Of note, about 50% of patients with SSc will develop clinically significant ILD within the first 5 years of the diagnosis. Therefore, a timely diagnosis of SSc-associated ILD is important for monitoring progression of the disease and informing therapeutic decision-making [36]. This requires a multidisciplinary patient management and combined expertise across the multifaceted clinical manifestations of SSc to mitigate the triggers and to stabilize/improve the respiratory function. Alternatively, it is possible that a well-standardized laparoscopic antireflux procedure performed in the early disease stages may provide safer and near-optimal reflux control by repairing the hiatal hernia and augmenting the LES pressure [37,38,39,40,41]. This may in turn halt the progression of interstitial lung damage and avoid later lung transplantation. Previous studies have shown that fundoplication may stabilize end-stage lung disease before lung transplantation and may even lead to withdrawal from the transplantation list [42].

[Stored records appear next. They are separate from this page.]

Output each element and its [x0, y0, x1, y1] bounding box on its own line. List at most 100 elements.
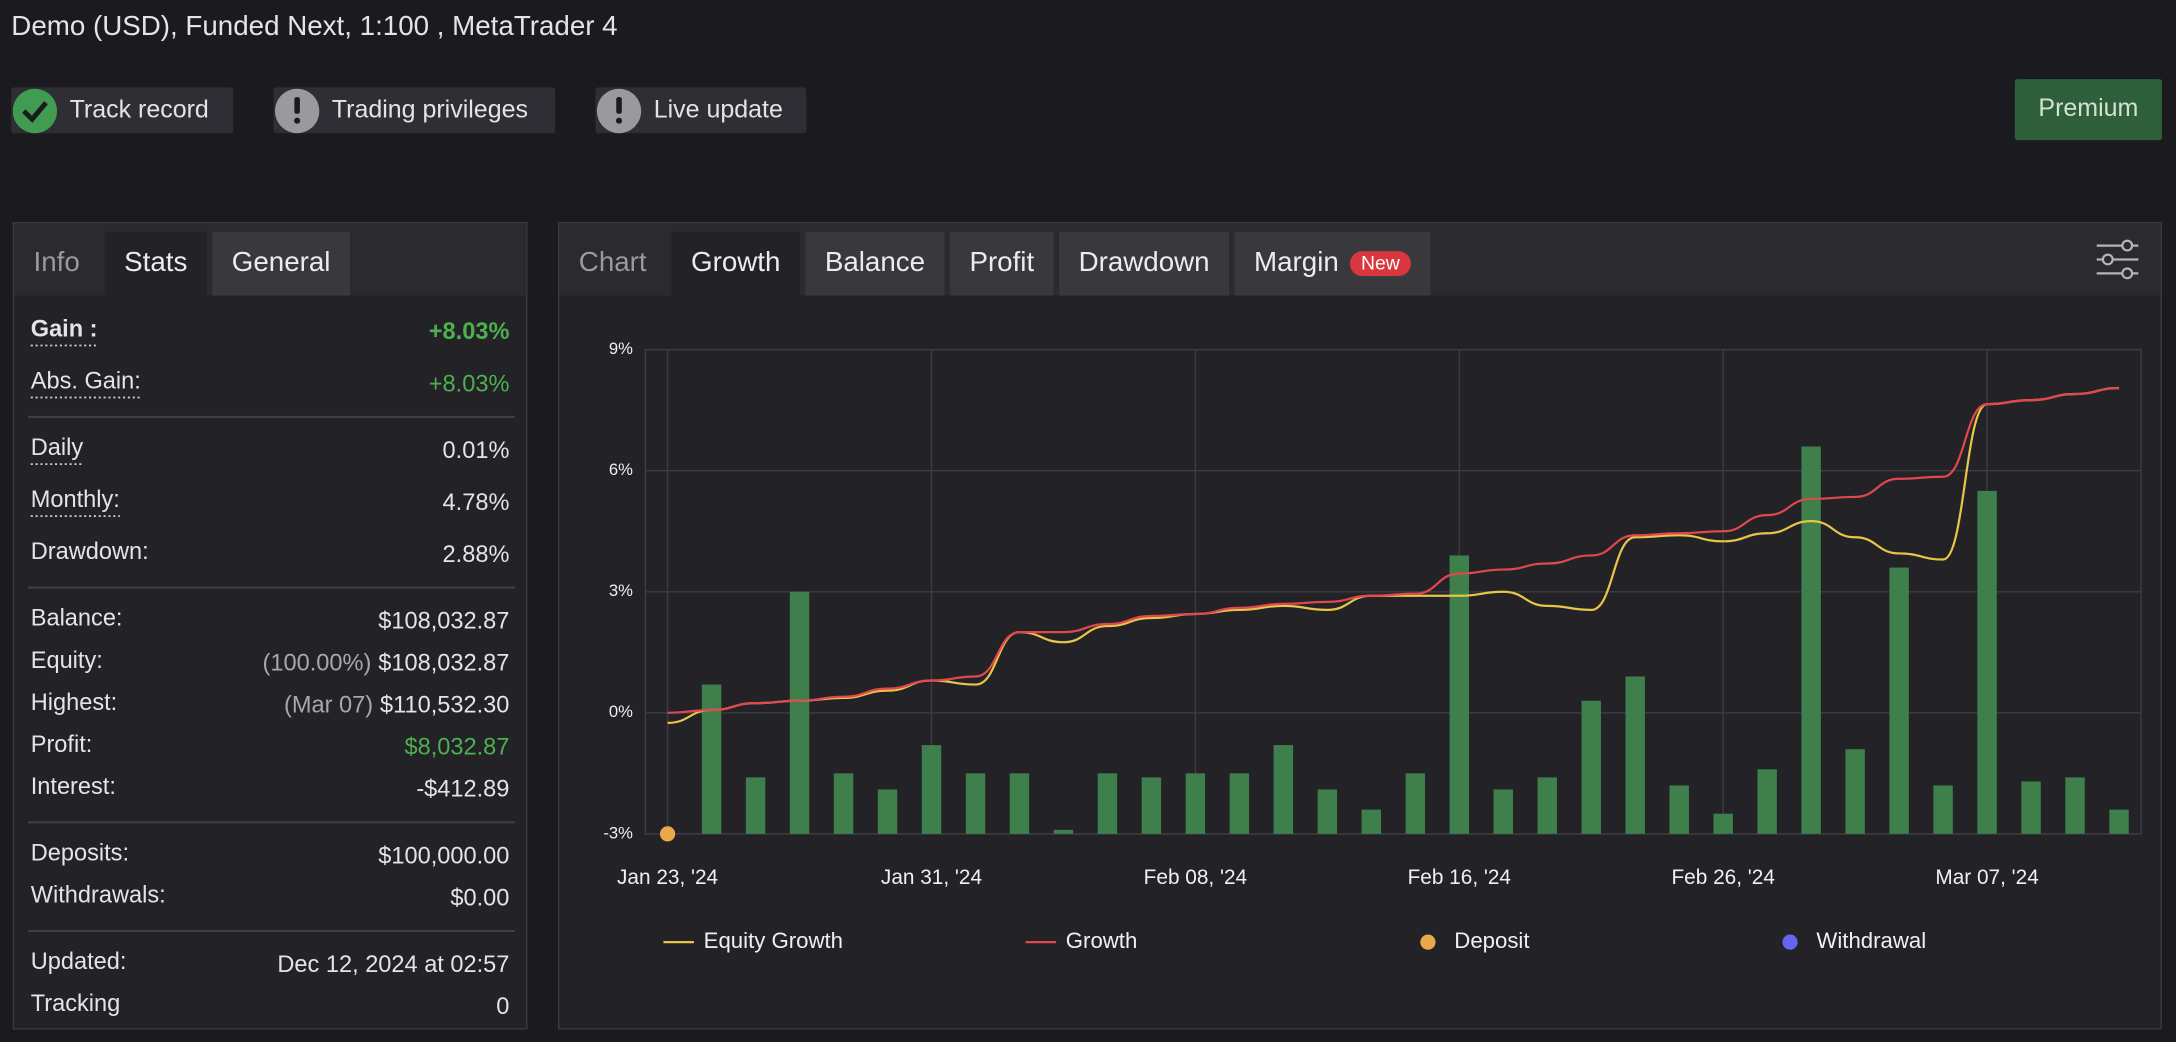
- tab: Info: [34, 246, 80, 277]
- tab[interactable]: Balance: [805, 231, 945, 296]
- stat-value: +8.03%: [429, 318, 510, 344]
- bar: [1273, 745, 1294, 834]
- slider-knob: [2101, 253, 2114, 266]
- stat-note: (Mar 07): [284, 692, 373, 718]
- bar: [701, 684, 722, 834]
- stat-label: Highest:: [31, 689, 118, 715]
- stat-label: Monthly:: [31, 486, 120, 512]
- tab-bg: [805, 231, 945, 296]
- tab-label: Profit: [969, 246, 1034, 277]
- bar: [2065, 777, 2085, 834]
- legend-label: Equity Growth: [704, 928, 843, 953]
- stat-label: Equity:: [31, 647, 103, 673]
- badge[interactable]: Trading privileges: [273, 87, 556, 134]
- legend-item[interactable]: Withdrawal: [1782, 928, 1926, 953]
- legend-label: Deposit: [1454, 928, 1529, 953]
- bar: [1757, 769, 1777, 834]
- stat-value: 0.01%: [443, 437, 510, 463]
- tab-label: Chart: [579, 246, 647, 277]
- bar: [745, 777, 766, 834]
- x-tick-label: Feb 26, '24: [1671, 866, 1774, 889]
- stat-label: Profit:: [31, 731, 93, 757]
- bar: [1845, 749, 1865, 834]
- tab-label: Info: [34, 246, 80, 277]
- bar: [1977, 490, 1997, 834]
- stat-value: Dec 12, 2024 at 02:57: [277, 951, 509, 977]
- stats-panel: [12, 221, 528, 1030]
- tab-label: Balance: [825, 246, 925, 277]
- bar: [1625, 676, 1645, 834]
- tab-label: General: [232, 246, 331, 277]
- stat-note: (100.00%): [263, 650, 372, 676]
- y-tick-label: 3%: [609, 581, 633, 600]
- bar: [789, 591, 810, 834]
- bar: [1449, 555, 1470, 834]
- bar: [965, 773, 986, 834]
- settings-icon[interactable]: [2096, 239, 2139, 280]
- legend-item[interactable]: Equity Growth: [663, 928, 843, 953]
- bar: [1229, 773, 1250, 834]
- stat-label: Tracking: [31, 990, 121, 1016]
- tab[interactable]: Profit: [950, 231, 1054, 296]
- stat-value: 2.88%: [443, 541, 510, 567]
- warning-icon: [294, 117, 301, 124]
- stat-value: $100,000.00: [378, 842, 509, 868]
- bar: [1537, 777, 1557, 834]
- tab[interactable]: General: [212, 231, 350, 296]
- bar: [833, 773, 854, 834]
- bar: [1581, 700, 1601, 834]
- tab-label: Drawdown: [1079, 246, 1210, 277]
- tab[interactable]: Margin New: [1234, 231, 1431, 296]
- tab[interactable]: Growth: [671, 231, 800, 296]
- tab-label: Stats: [124, 246, 187, 277]
- point: [659, 826, 676, 842]
- legend-label: Withdrawal: [1816, 928, 1926, 953]
- x-tick-label: Jan 23, '24: [617, 866, 718, 889]
- stat-value: $108,032.87: [378, 650, 509, 676]
- stat-label: Updated:: [31, 948, 127, 974]
- line: [667, 386, 2120, 714]
- legend-item[interactable]: Deposit: [1420, 928, 1530, 953]
- page-title: Demo (USD), Funded Next, 1:100 , MetaTra…: [11, 10, 617, 41]
- new-badge: [1349, 251, 1411, 277]
- stat-value: $0.00: [450, 884, 509, 910]
- stat-label: Drawdown:: [31, 538, 149, 564]
- bar: [1493, 789, 1513, 834]
- warning-icon: [615, 117, 623, 124]
- stat-label: Abs. Gain:: [31, 367, 141, 393]
- tab-bg: [104, 231, 207, 296]
- bar: [1361, 809, 1382, 834]
- tab-bg: [950, 231, 1054, 296]
- bar: [1317, 789, 1338, 834]
- bar: [1713, 813, 1733, 834]
- legend-item[interactable]: Growth: [1025, 928, 1138, 953]
- warning-icon: [294, 97, 300, 114]
- badge[interactable]: Track record: [11, 87, 234, 134]
- stat-value: $110,532.30: [380, 692, 509, 718]
- x-tick-label: Jan 31, '24: [881, 866, 982, 889]
- bar: [2109, 809, 2129, 834]
- tab[interactable]: Stats: [104, 231, 207, 296]
- new-badge-label: New: [1361, 252, 1401, 274]
- legend-swatch: [1782, 934, 1798, 950]
- stat-value: $108,032.87: [378, 608, 509, 634]
- stat-value: 0: [496, 993, 509, 1019]
- stat-label: Withdrawals:: [31, 882, 166, 908]
- premium-button[interactable]: Premium: [2014, 79, 2162, 141]
- plot-border: [644, 348, 2142, 835]
- bar: [1097, 773, 1118, 834]
- slider-knob: [2121, 239, 2134, 252]
- tab-label: Growth: [691, 246, 780, 277]
- bar: [1669, 785, 1689, 834]
- stat-value: 4.78%: [443, 489, 510, 515]
- stat-label: Deposits:: [31, 840, 129, 866]
- tab-bg: [671, 231, 800, 296]
- badge-icon: [12, 88, 58, 134]
- warning-icon: [616, 97, 622, 114]
- stat-value: +8.03%: [429, 370, 510, 396]
- tab-label: Margin: [1254, 246, 1339, 277]
- legend-swatch: [1420, 934, 1436, 950]
- badge[interactable]: Live update: [595, 87, 807, 134]
- tab[interactable]: Drawdown: [1059, 231, 1230, 296]
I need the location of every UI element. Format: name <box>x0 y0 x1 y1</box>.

The choice of a partial fundoplication to control GERD seems adequate with respect to the clinical scenario of defective esophageal motility in patients with SSc. In fact, in addition to providing a viable antireflux barrier, Toupet fundoplication has been shown to minimize postoperative dysphagia and gas bloat symptoms compared to total fundoplication, especially in patients with defective esophageal motility [26, 43]. To the best of our knowledge, this is the first study aimed at evaluating the efficacy of Toupet fundoplication through objective physiologic testing, patient-reported outcomes, and quality-of-life measurements using validated questionnaires.

This study may represent a further step toward standardization of antireflux surgery in SSc patients. The protocol that we propose has the potential to improve patients’ symptoms and quality of life while reducing esophageal acid exposure, daily PPI use, and chronic microaspiration. We believe that fundoplication should play a major role before the onset or at very early stages of ILD to protect the lungs from ongoing deterioration and to reduce the risk of future lung transplantation.